I've been testing out a table-based way of giving model parameters to the models (hinted at in #5), where each row of the table (a Pandas DataFrame in my testing) specifies the scalar parameters to use to generate a single TS estimate. It is then trivial to have Pandas apply the model code to each row in turn, or have a multi-processing module spread them across many CPUs (as wished for in #4).

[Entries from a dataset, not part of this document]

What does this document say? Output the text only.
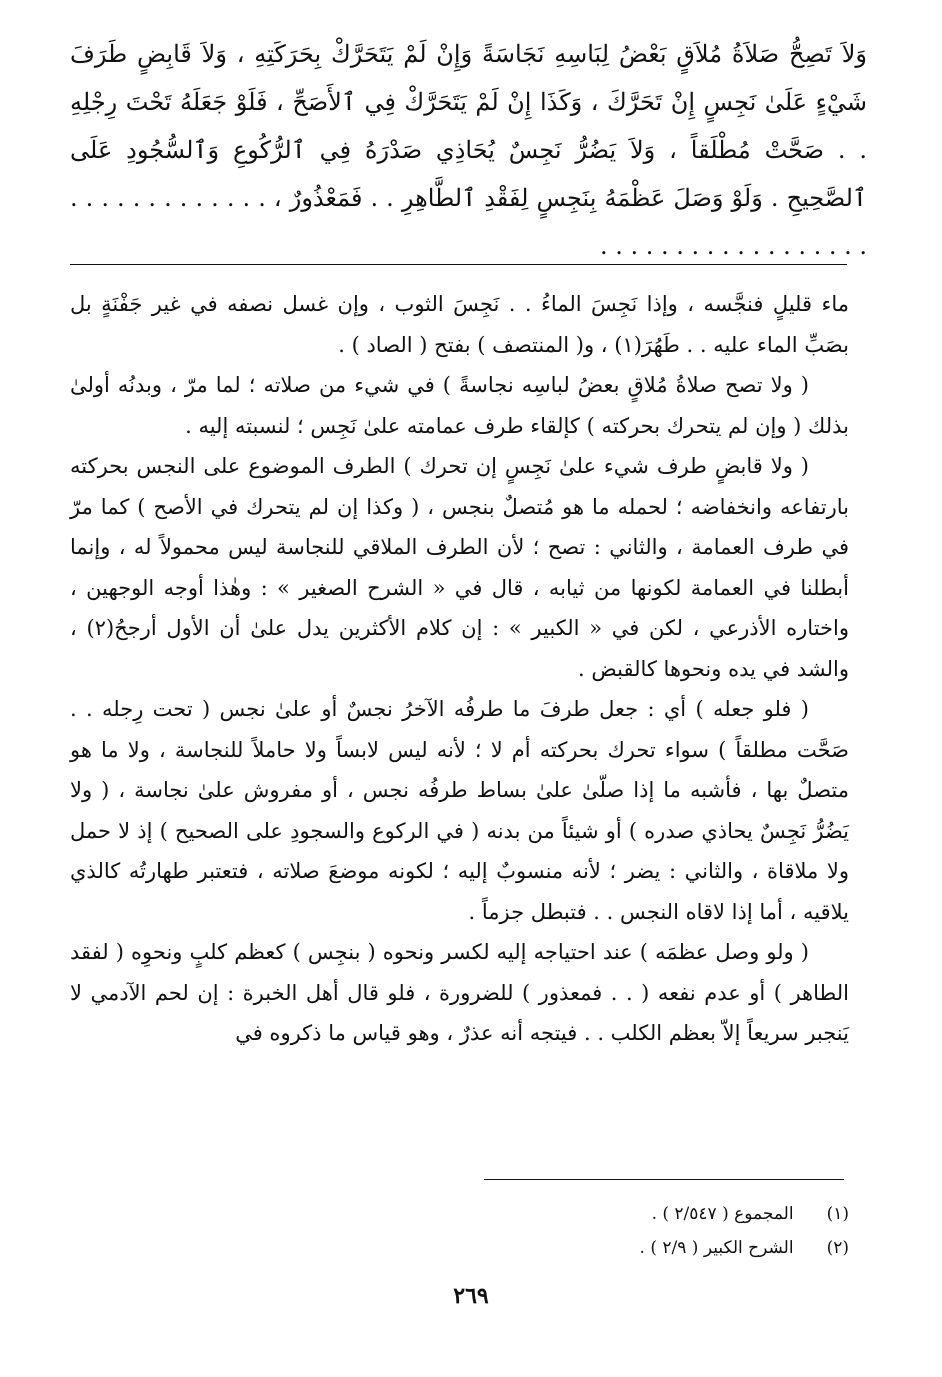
وَلاَ تَصِحُّ صَلاَةُ مُلاَقٍ بَعْضُ لِبَاسِهِ نَجَاسَةً وَإِنْ لَمْ يَتَحَرَّكْ بِحَرَكَتِهِ ، وَلاَ قَابِضٍ طَرَفَ شَيْءٍ عَلَىٰ نَجِسٍ إِنْ تَحَرَّكَ ، وَكَذَا إِنْ لَمْ يَتَحَرَّكْ فِي ٱلأَصَحِّ ، فَلَوْ جَعَلَهُ تَحْتَ رِجْلِهِ . . صَحَّتْ مُطْلَقاً ، وَلاَ يَضُرُّ نَجِسٌ يُحَاذِي صَدْرَهُ فِي ٱلرُّكُوعِ وَٱلسُّجُودِ عَلَى ٱلصَّحِيحِ . وَلَوْ وَصَلَ عَظْمَهُ بِنَجِسٍ لِفَقْدِ ٱلطَّاهِرِ . . فَمَعْذُورٌ ، . . . . . . . . . . . . . . . . . . . . . . . . . . . . . . .

ماء قليلٍ فنجَّسه ، وإذا نَجِسَ الماءُ . . نَجِسَ الثوب ، وإن غسل نصفه في غير جَفْنَةٍ بل بصَبِّ الماء عليه . . طَهُرَ(١) ، و( المنتصف ) بفتح ( الصاد ) .

( ولا تصح صلاةُ مُلاقٍ بعضُ لباسِه نجاسةً ) في شيء من صلاته ؛ لما مرّ ، وبدنُه أولىٰ بذلك ( وإن لم يتحرك بحركته ) كإلقاء طرف عمامته علىٰ نَجِس ؛ لنسبته إليه .

( ولا قابضٍ طرف شيء علىٰ نَجِسٍ إن تحرك ) الطرف الموضوع على النجس بحركته بارتفاعه وانخفاضه ؛ لحمله ما هو مُتصلٌ بنجس ، ( وكذا إن لم يتحرك في الأصح ) كما مرّ في طرف العمامة ، والثاني : تصح ؛ لأن الطرف الملاقي للنجاسة ليس محمولاً له ، وإنما أبطلنا في العمامة لكونها من ثيابه ، قال في « الشرح الصغير » : وهٰذا أوجه الوجهين ، واختاره الأذرعي ، لكن في « الكبير » : إن كلام الأكثرين يدل علىٰ أن الأول أرجحُ(٢) ، والشد في يده ونحوها كالقبض .

( فلو جعله ) أي : جعل طرفَ ما طرفُه الآخرُ نجسٌ أو علىٰ نجس ( تحت رِجله . . صَحَّت مطلقاً ) سواء تحرك بحركته أم لا ؛ لأنه ليس لابساً ولا حاملاً للنجاسة ، ولا ما هو متصلٌ بها ، فأشبه ما إذا صلّىٰ علىٰ بساط طرفُه نجس ، أو مفروش علىٰ نجاسة ، ( ولا يَضُرُّ نَجِسٌ يحاذي صدره ) أو شيئاً من بدنه ( في الركوع والسجودِ على الصحيح ) إذ لا حمل ولا ملاقاة ، والثاني : يضر ؛ لأنه منسوبٌ إليه ؛ لكونه موضعَ صلاته ، فتعتبر طهارتُه كالذي يلاقيه ، أما إذا لاقاه النجس . . فتبطل جزماً .

( ولو وصل عظمَه ) عند احتياجه إليه لكسر ونحوه ( بنجِس ) كعظم كلبٍ ونحوِه ( لفقد الطاهر ) أو عدم نفعه ( . . فمعذور ) للضرورة ، فلو قال أهل الخبرة : إن لحم الآدمي لا يَنجبر سريعاً إلاّ بعظم الكلب . . فيتجه أنه عذرٌ ، وهو قياس ما ذكروه في

(١) المجموع ( ٢/٥٤٧ ) .
(٢) الشرح الكبير ( ٢/٩ ) .
٢٦٩
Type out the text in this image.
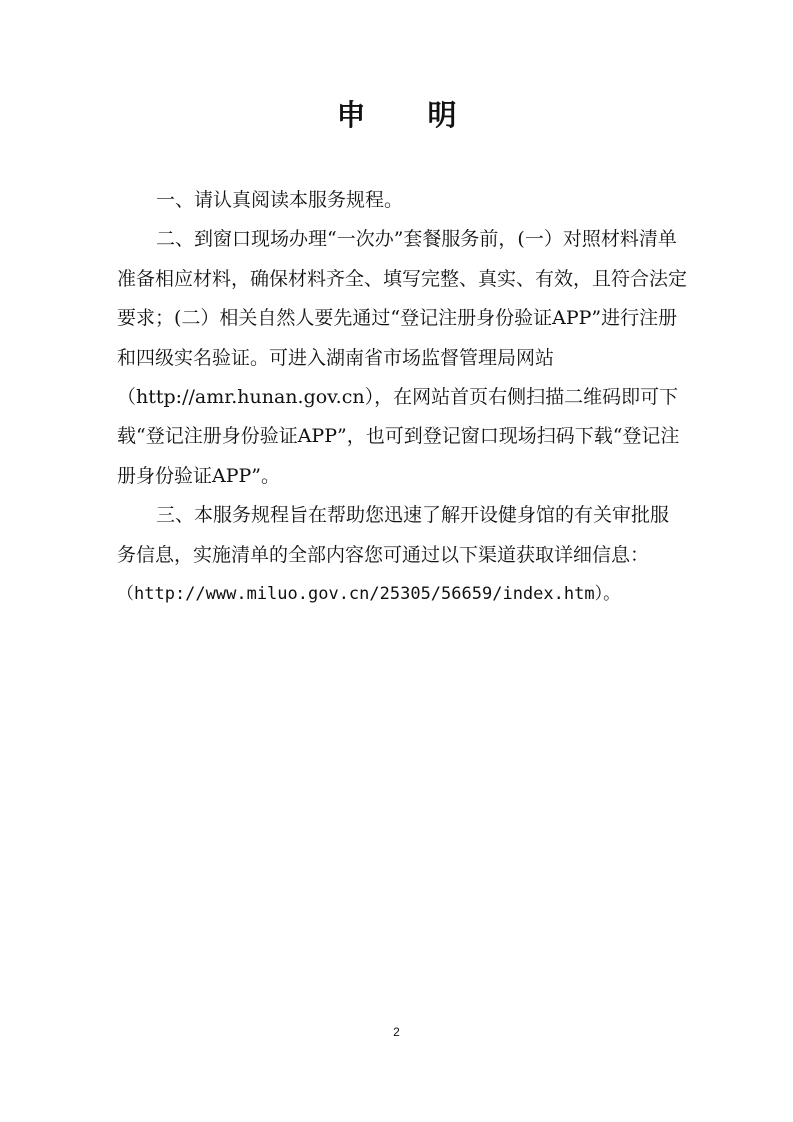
申 明

一、请认真阅读本服务规程。

二、到窗口现场办理“一次办”套餐服务前，(一）对照材料清单准备相应材料，确保材料齐全、填写完整、真实、有效，且符合法定要求；(二）相关自然人要先通过“登记注册身份验证APP”进行注册和四级实名验证。可进入湖南省市场监督管理局网站（http://amr.hunan.gov.cn），在网站首页右侧扫描二维码即可下载“登记注册身份验证APP”，也可到登记窗口现场扫码下载“登记注册身份验证APP”。

三、本服务规程旨在帮助您迅速了解开设健身馆的有关审批服务信息，实施清单的全部内容您可通过以下渠道获取详细信息：

（http://www.miluo.gov.cn/25305/56659/index.htm）。

2
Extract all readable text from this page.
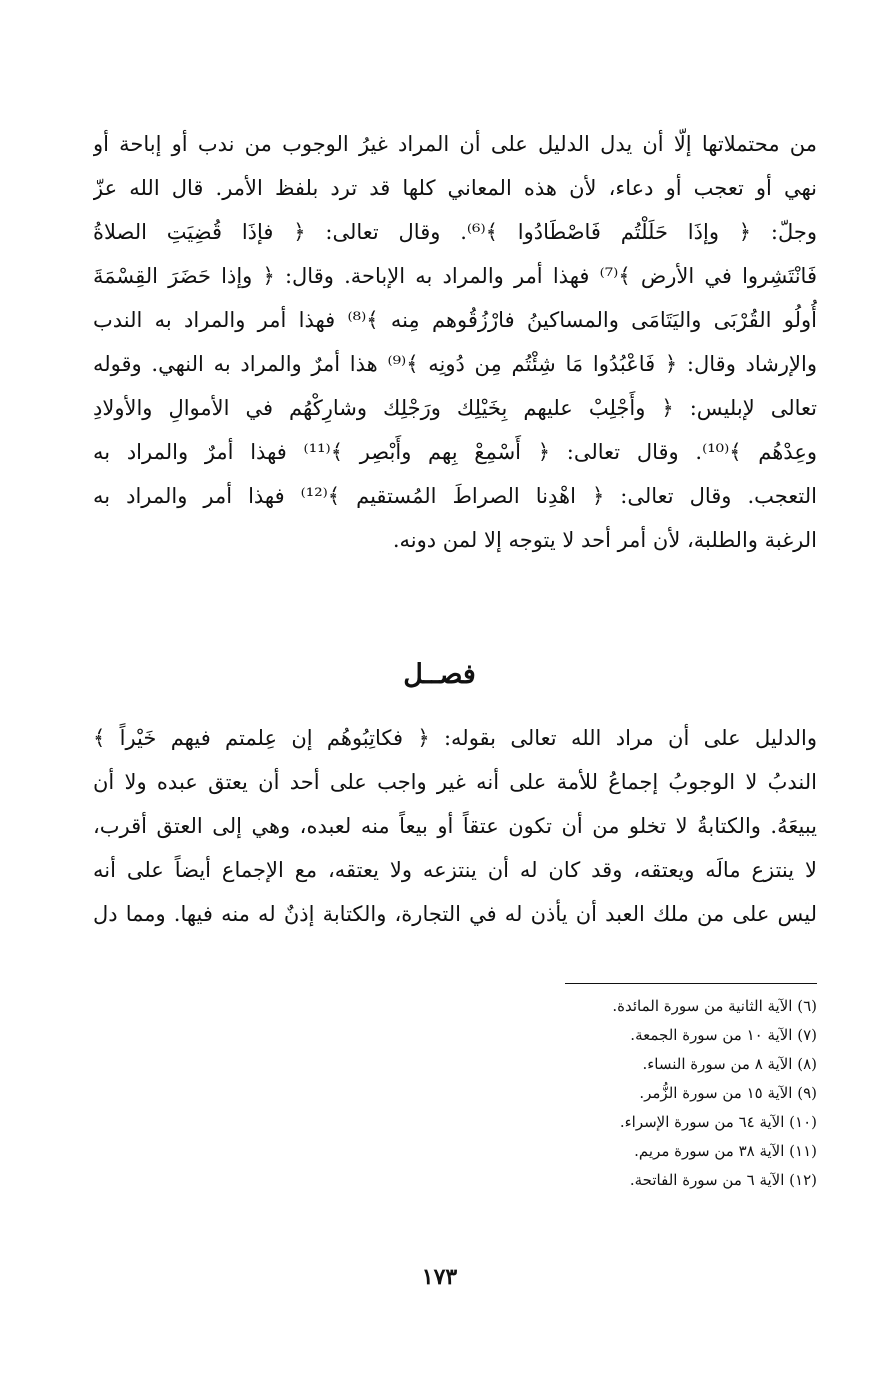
من محتملاتها إلّا أن يدل الدليل على أن المراد غيرُ الوجوب من ندب أو إباحة أو
نهي أو تعجب أو دعاء، لأن هذه المعاني كلها قد ترد بلفظ الأمر. قال الله عزّ
وجلّ: ﴿ وإذَا حَلَلْتُم فَاصْطَادُوا ﴾⁽⁶⁾. وقال تعالى: ﴿ فإذَا قُضِيَتِ الصلاةُ
فَانْتَشِروا في الأرض ﴾⁽⁷⁾ فهذا أمر والمراد به الإباحة. وقال: ﴿ وإذا حَضَرَ القِسْمَةَ
أُولُو القُرْبَى واليَتَامَى والمساكينُ فارْزُقُوهم مِنه ﴾⁽⁸⁾ فهذا أمر والمراد به الندب
والإرشاد وقال: ﴿ فَاعْبُدُوا مَا شِئْتُم مِن دُونِه ﴾⁽⁹⁾ هذا أمرٌ والمراد به النهي. وقوله
تعالى لإبليس: ﴿ وأَجْلِبْ عليهم بِخَيْلِك ورَجْلِك وشارِكْهُم في الأموالِ والأولادِ
وعِدْهُم ﴾⁽¹⁰⁾. وقال تعالى: ﴿ أَسْمِعْ بِهم وأَبْصِر ﴾⁽¹¹⁾ فهذا أمرٌ والمراد به
التعجب. وقال تعالى: ﴿ اهْدِنا الصراطَ المُستقيم ﴾⁽¹²⁾ فهذا أمر والمراد به
الرغبة والطلبة، لأن أمر أحد لا يتوجه إلا لمن دونه.
فصــل
والدليل على أن مراد الله تعالى بقوله: ﴿ فكاتِبُوهُم إن عِلمتم فيهم خَيْراً ﴾
الندبُ لا الوجوبُ إجماعُ للأمة على أنه غير واجب على أحد أن يعتق عبده ولا أن
يبيعَهُ. والكتابةُ لا تخلو من أن تكون عتقاً أو بيعاً منه لعبده، وهي إلى العتق أقرب،
لا ينتزع مالَه ويعتقه، وقد كان له أن ينتزعه ولا يعتقه، مع الإجماع أيضاً على أنه
ليس على من ملك العبد أن يأذن له في التجارة، والكتابة إذنٌ له منه فيها. ومما دل
(٦) الآية الثانية من سورة المائدة.
(٧) الآية ١٠ من سورة الجمعة.
(٨) الآية ٨ من سورة النساء.
(٩) الآية ١٥ من سورة الزُّمر.
(١٠) الآية ٦٤ من سورة الإسراء.
(١١) الآية ٣٨ من سورة مريم.
(١٢) الآية ٦ من سورة الفاتحة.
١٧٣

Specifying the model parameters in a dictionary, such as this:

params = {'medium_rho': 1000,
          'medium_c': 1500,
          'f': np.linspace(12, 100, num=400) * 1000,
          'theta': np.arange(0, 180, 1),
          'a': 0.07,
          'target_c': 1450,
          'target_rho': 1250}

makes it simple to convert to a DataFrame containing the Cartesian product of those parameters (e.g., all the combinations) - it's one line of code:

pd.DataFrame(np.array(np.meshgrid(*tuple(params.values()))).T.reshape(-1, len(params)), columns=params.keys())

It also generalises well if more of the parameters are array quantites. For example, the 3D theta/phi for a range of frequencies would be:

params = {'medium_rho': 1000,
          'medium_c': 1500,
          'f': np.linspace(12, 100, num=400) * 1000,
          'theta': np.arange(0, 180, 1),
          'phi': np.arange(-90, 90, 1),
          'a': 0.07,
          'target_c': 1450,
          'target_rho': 1250}
jmjech commented 2 months ago

Very nice. There are advantages to pandas.

It seems the initial dictionary could be generated from reading an input file in a yaml, json, xml, toml, ... format that the user provides. I don't think we would need to define the structure of that input file (I think that just requires adding ingest and parser functions), but the naming convention should be standardized.

gavinmacaulay commented 2 months ago

Agreed - a particular input file format wouldn't then be required. The code can be readily written to accept a dictionary, a DataFrame, or a DataArray (Xarray) as long as they use the specified parameter names (keys, column names, coordinate names, respectively).